The former hospice counselor has been the program manager at the CSRA Regional Development Center, which includes the Area Agency on Aging, for about a month.
"I'm really doing what I like to do," she said. "It's always fun to go into a facility and to visit the people in the hallways - they're just precious."
Ms. Quat-tlebaum graduated from Augusta State University in 2003 with a degree in sociology. She was working in banking and wasn't sure how to get into human services. She credits the Rev. Joe Dunagan, the manager at St. Joseph Hospice, with being her mentor and helping her with the transition. She worked at the hospice before accepting the job at the development center.
In her role as the programs manager for the development center, which provides services for 14 counties in the area, Ms. Quattlebaum said that she is able to draw on her experience from the hospice.
"The job entails bereavement, public administration and public policy - all tied together," she said. "It's been going good."
When applying for the job, she said, her skills appeared to be perfectly matched with the duties required.
"But you never know until you get there," she said. "It's a great team atmosphere here. Everyone works together - it's a great place to be."

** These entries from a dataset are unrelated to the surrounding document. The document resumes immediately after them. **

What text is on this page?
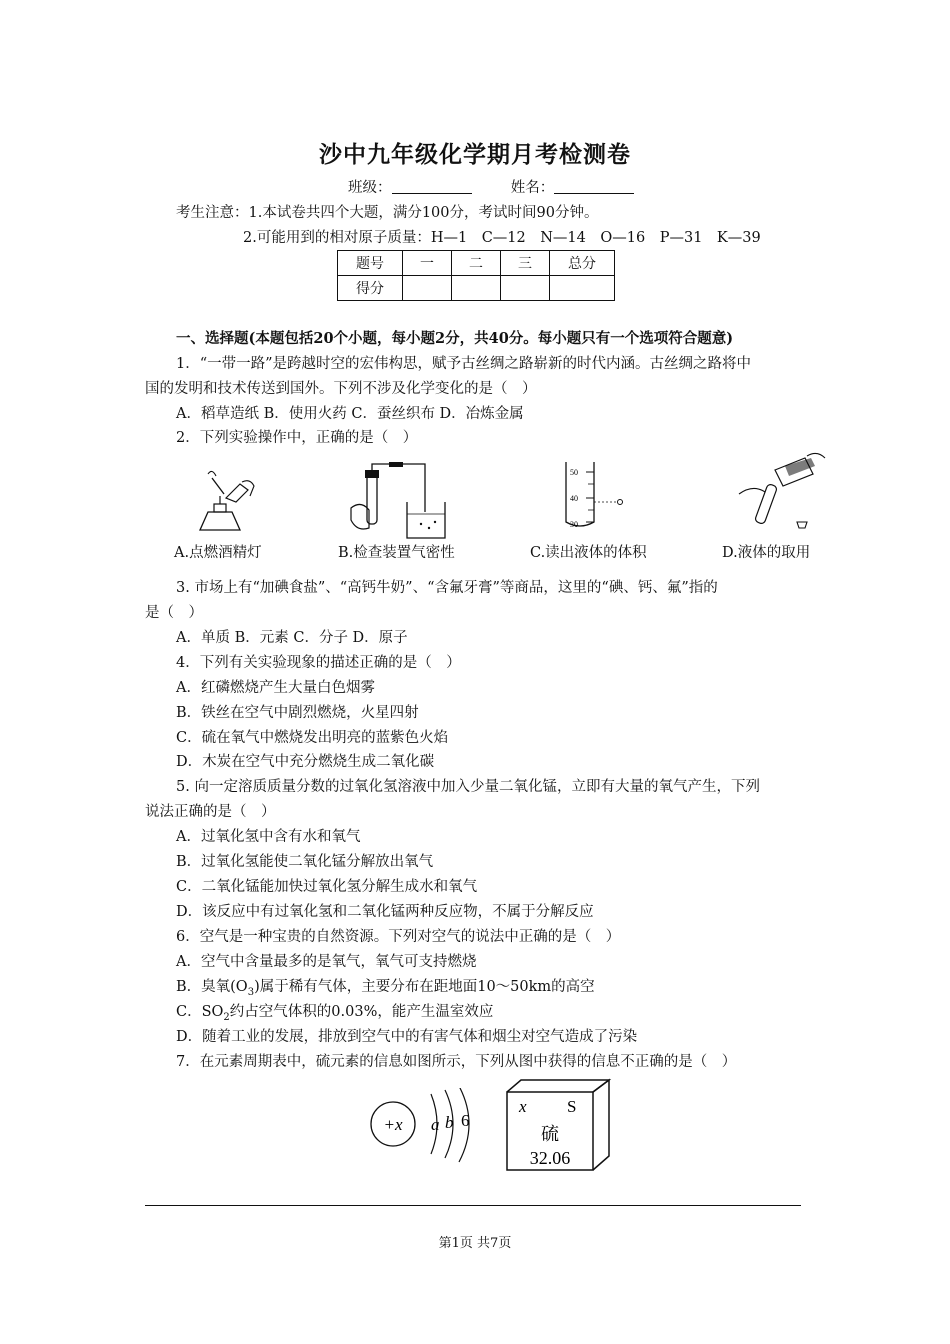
沙中九年级化学期月考检测卷
班级：	姓名：
考生注意：1.本试卷共四个大题，满分100分，考试时间90分钟。
2.可能用到的相对原子质量：H—1　C—12　N—14　O—16　P—31　K—39
题号	一	二	三	总分
得分				
一、选择题(本题包括20个小题，每小题2分，共40分。每小题只有一个选项符合题意)
1．“一带一路”是跨越时空的宏伟构思，赋予古丝绸之路崭新的时代内涵。古丝绸之路将中
国的发明和技术传送到国外。下列不涉及化学变化的是（　）
A．稻草造纸 B．使用火药 C．蚕丝织布 D．冶炼金属
2．下列实验操作中，正确的是（　）
50
40
30
A.点燃酒精灯	B.检查装置气密性	C.读出液体的体积	D.液体的取用
3. 市场上有“加碘食盐”、“高钙牛奶”、“含氟牙膏”等商品，这里的“碘、钙、氟”指的
是（　）
A．单质 B．元素 C．分子 D．原子
4．下列有关实验现象的描述正确的是（　）
A．红磷燃烧产生大量白色烟雾
B．铁丝在空气中剧烈燃烧，火星四射
C．硫在氧气中燃烧发出明亮的蓝紫色火焰
D．木炭在空气中充分燃烧生成二氧化碳
5. 向一定溶质质量分数的过氧化氢溶液中加入少量二氧化锰，立即有大量的氧气产生，下列
说法正确的是（　）
A．过氧化氢中含有水和氧气
B．过氧化氢能使二氧化锰分解放出氧气
C．二氧化锰能加快过氧化氢分解生成水和氧气
D．该反应中有过氧化氢和二氧化锰两种反应物，不属于分解反应
6．空气是一种宝贵的自然资源。下列对空气的说法中正确的是（　）
A．空气中含量最多的是氧气，氧气可支持燃烧
B．臭氧$(O_3)$属于稀有气体，主要分布在距地面10～50km的高空
C．$SO_2$约占空气体积的0.03%，能产生温室效应
D．随着工业的发展，排放到空气中的有害气体和烟尘对空气造成了污染
7．在元素周期表中，硫元素的信息如图所示，下列从图中获得的信息不正确的是（　）
+x a b 6
x S
硫
32.06
第1页 共7页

The organization's primary mission is to identify and plan programs to meet the senior population's needs. Another part of the development center's mission is to make sure caregivers and seniors know what programs and training are available in the community.
To help achieve that, Ms. Quattlebaum wants to enhance the agency's relationship with the church community.
"Seniors know and trust their church," she said. "We want to enable the church to be able to provide services for their senior members."
Another of the challenges Ms. Quattlebaum said the agency is having to address is changing its focus from caring for older seniors to meeting the needs of a younger, retired population that has its own set of problems.
"Their needs are different," she said. "We have many baby boomers who are now caregivers. We're now having to support caregivers.
"Another new group that is springing up is grandparents raising grandchildren," she said. "And we're working with kids with disabilities."
One program that is working well for the disabled is Operation Independence, Ms. Quattlebaum said. High school vocational students work with Walton Rehabilitation Hospital to build ramps for seniors and disabled patients.
"It's working great," she said. "Business sponsors pick up the expense for the material and the students construct the ramps at the homes.
"We're crossing generations. Vocational students don't always get to see their work make a difference since they mostly do school shop projects, but their work really does make a difference."
Rural counties really need this program to get off the ground, she said.
"I know Richmond County," she said. "But it's been really exciting to see what people are doing with grants in Washington, Burke and Sandersville.
"We hear so much bad news - it's nice to hear something being done that's right. There's many people doing a great job."